Human Nature — Chanakya Niti
कर्मायत्तं फलं पुंसां बुद्धिः कर्मानुसारिणी ।
तथापि सुधियश्चार्या सुविचार्यैव कुर्वते ॥
karmāyattaṃ phalaṃ puṃsāṃ buddhiḥ karmānusāriṇī |
tathāpi sudhiyaścāryā suvichāryaiva kurvate ||
A person’s results depend on action, and the intellect tends to follow the course of action. Even so, the wise act only after careful deliberation.

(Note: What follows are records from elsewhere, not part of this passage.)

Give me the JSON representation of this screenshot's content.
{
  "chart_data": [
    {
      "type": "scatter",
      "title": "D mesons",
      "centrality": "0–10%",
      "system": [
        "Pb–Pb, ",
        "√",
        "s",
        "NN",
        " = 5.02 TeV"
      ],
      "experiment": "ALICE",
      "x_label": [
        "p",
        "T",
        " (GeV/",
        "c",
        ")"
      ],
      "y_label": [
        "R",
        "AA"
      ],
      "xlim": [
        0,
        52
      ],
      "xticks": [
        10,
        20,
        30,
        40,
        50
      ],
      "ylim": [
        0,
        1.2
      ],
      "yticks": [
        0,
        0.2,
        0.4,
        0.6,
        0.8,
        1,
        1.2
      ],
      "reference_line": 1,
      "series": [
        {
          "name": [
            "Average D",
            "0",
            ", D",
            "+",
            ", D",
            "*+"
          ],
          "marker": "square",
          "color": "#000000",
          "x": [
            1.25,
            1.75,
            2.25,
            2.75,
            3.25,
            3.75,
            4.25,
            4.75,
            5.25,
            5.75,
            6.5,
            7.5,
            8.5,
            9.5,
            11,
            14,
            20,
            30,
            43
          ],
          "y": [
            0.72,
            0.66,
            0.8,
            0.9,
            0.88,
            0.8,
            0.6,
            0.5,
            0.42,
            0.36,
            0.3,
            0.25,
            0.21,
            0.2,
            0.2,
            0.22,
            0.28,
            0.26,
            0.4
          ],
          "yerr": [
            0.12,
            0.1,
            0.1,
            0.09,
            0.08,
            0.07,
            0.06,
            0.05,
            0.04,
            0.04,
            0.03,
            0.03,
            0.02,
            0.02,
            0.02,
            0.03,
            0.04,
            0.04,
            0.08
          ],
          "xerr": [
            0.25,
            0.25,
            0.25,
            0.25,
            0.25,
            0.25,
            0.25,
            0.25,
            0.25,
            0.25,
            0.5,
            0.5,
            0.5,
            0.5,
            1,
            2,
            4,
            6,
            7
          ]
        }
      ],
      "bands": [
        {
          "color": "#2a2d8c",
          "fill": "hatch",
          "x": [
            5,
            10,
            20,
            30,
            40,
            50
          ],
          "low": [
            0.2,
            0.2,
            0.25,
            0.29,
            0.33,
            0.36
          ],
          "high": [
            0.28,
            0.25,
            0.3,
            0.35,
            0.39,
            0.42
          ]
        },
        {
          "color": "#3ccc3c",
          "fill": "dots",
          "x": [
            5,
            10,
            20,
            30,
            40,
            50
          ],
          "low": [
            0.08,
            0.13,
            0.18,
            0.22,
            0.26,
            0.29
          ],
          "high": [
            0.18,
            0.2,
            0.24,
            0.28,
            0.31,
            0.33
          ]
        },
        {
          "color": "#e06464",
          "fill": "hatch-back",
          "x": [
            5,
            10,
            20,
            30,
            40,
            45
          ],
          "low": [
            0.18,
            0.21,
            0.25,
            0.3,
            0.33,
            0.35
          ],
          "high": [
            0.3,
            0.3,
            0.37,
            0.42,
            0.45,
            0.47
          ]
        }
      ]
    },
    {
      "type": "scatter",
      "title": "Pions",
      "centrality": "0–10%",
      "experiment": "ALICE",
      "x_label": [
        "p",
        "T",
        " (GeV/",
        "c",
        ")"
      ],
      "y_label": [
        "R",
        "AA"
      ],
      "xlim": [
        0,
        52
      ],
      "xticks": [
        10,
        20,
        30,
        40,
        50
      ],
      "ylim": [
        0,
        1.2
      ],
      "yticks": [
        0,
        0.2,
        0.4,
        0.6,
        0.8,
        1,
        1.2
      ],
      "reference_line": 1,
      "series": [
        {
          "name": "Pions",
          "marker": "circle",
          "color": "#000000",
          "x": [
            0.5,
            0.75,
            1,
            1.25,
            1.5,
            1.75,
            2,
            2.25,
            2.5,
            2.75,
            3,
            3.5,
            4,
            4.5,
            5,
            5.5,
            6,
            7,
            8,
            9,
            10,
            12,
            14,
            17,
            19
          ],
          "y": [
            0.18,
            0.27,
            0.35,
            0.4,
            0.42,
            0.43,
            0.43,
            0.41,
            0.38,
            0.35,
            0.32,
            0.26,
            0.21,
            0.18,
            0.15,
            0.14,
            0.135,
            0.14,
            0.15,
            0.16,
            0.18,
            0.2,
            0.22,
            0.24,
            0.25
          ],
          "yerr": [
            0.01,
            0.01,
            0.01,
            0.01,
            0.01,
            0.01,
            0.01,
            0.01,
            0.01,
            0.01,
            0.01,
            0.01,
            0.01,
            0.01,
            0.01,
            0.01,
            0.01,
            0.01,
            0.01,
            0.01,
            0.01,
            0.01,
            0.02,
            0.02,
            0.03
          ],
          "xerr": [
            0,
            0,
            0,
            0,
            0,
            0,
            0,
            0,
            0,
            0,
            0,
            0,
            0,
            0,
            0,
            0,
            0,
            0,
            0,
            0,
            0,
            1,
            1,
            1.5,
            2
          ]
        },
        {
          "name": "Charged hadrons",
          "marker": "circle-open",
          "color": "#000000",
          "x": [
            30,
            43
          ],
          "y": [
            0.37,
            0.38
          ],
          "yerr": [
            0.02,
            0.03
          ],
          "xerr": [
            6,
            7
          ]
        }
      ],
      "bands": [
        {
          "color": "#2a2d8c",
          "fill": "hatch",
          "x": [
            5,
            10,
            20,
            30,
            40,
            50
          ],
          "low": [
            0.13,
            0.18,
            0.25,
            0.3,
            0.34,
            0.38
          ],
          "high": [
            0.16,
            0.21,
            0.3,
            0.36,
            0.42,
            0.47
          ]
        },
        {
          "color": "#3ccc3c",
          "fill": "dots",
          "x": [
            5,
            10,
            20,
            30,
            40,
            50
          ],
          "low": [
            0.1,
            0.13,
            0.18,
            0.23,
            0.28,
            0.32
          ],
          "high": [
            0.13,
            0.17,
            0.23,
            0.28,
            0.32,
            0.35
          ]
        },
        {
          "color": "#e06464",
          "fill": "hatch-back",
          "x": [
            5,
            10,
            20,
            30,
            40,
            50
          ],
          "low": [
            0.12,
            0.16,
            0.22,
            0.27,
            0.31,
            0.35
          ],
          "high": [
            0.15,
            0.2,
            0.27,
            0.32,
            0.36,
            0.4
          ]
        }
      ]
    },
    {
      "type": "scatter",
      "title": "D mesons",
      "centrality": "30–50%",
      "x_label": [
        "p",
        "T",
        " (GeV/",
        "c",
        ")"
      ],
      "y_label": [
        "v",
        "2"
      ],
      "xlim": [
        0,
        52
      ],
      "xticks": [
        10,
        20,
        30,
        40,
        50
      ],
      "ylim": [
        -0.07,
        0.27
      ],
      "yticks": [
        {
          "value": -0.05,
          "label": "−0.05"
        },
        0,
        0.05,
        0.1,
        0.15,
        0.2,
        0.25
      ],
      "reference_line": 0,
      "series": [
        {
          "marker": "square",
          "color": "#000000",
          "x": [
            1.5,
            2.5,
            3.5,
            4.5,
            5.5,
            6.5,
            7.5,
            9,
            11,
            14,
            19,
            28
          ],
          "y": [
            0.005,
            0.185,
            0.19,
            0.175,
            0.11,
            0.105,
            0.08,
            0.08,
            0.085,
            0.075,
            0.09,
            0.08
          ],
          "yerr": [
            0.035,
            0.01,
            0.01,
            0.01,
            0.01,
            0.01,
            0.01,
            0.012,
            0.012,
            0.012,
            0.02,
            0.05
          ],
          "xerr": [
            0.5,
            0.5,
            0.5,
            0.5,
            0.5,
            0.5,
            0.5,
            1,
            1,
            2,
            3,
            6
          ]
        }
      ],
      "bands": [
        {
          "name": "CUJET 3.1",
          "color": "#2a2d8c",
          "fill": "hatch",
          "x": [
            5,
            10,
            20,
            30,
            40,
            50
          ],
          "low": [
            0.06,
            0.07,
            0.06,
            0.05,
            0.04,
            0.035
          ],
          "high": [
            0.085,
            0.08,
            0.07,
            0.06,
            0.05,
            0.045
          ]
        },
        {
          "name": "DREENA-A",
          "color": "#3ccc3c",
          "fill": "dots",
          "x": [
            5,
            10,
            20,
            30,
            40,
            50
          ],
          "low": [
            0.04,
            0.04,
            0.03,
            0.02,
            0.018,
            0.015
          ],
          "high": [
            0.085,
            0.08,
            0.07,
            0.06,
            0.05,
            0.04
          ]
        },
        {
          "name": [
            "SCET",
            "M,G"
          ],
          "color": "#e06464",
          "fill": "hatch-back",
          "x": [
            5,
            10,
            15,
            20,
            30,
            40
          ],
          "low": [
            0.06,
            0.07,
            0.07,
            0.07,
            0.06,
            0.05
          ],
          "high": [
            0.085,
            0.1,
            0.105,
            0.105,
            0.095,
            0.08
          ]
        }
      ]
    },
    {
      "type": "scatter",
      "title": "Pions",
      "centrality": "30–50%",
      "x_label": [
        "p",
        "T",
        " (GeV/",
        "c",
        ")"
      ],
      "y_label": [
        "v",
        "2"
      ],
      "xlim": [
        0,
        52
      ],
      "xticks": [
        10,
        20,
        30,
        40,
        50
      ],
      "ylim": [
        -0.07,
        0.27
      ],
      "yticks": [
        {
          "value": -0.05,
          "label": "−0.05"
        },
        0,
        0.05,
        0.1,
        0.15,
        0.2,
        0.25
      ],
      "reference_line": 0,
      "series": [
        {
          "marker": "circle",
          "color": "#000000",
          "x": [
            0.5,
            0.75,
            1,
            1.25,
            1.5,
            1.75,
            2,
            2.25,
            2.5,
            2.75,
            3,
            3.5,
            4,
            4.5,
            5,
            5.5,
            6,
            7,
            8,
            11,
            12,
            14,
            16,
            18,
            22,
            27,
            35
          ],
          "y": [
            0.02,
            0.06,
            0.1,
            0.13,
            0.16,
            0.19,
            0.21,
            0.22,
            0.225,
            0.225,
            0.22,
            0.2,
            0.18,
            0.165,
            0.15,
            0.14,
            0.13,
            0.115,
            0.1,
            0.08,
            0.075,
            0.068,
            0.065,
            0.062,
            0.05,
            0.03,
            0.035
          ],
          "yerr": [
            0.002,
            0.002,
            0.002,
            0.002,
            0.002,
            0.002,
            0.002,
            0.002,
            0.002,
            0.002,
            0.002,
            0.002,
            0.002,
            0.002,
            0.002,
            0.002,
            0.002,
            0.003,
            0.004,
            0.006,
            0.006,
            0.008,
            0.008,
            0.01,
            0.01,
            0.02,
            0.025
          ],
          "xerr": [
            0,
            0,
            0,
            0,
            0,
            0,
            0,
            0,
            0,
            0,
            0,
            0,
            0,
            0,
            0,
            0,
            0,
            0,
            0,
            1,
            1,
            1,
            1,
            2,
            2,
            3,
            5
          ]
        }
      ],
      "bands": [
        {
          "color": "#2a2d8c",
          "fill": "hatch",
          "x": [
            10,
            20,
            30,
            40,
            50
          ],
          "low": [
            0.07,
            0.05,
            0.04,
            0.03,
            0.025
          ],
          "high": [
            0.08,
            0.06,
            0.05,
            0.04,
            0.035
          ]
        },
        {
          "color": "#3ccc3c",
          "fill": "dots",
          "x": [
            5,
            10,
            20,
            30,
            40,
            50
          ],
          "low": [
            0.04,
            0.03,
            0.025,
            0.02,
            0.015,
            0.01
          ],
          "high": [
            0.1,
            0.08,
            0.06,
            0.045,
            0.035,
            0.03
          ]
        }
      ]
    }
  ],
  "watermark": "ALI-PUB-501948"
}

Within the broader Nītiśāstra milieu, such verses are typically situated in a didactic setting where practical reasoning, agency, and consequence are discussed in relation to governance, household management, and personal conduct. The formulation reflects a classical Indian intellectual environment in which karma (action) and phala (result) are treated as linked, while simultaneously emphasizing deliberative judgment as a valued elite virtue.
The verse characterizes “wisdom” (sudhī) less as abstract knowledge and more as a procedural quality: undertaking actions only after “suvicāra” (careful consideration). The contrast implies that although outcomes are tied to actions and cognition often follows the momentum of action, the idealized wise figure is portrayed as interrupting impulsive action through prior reflection.
The compound karmāyatta (“dependent on karma/action”) compresses a causal thesis into a single adjective, while karmānusāriṇī (“following action”) portrays buddhi as reactive—tracking what is done rather than always directing it. The middle-voice verb kurvate can suggest self-involvement in the act (undertaking for oneself), aligning with the verse’s focus on agency and internal deliberation. The term āryāḥ functions as a conventional marker of esteem, indicating a normative social ideal rather than a specific ethnic category in this context.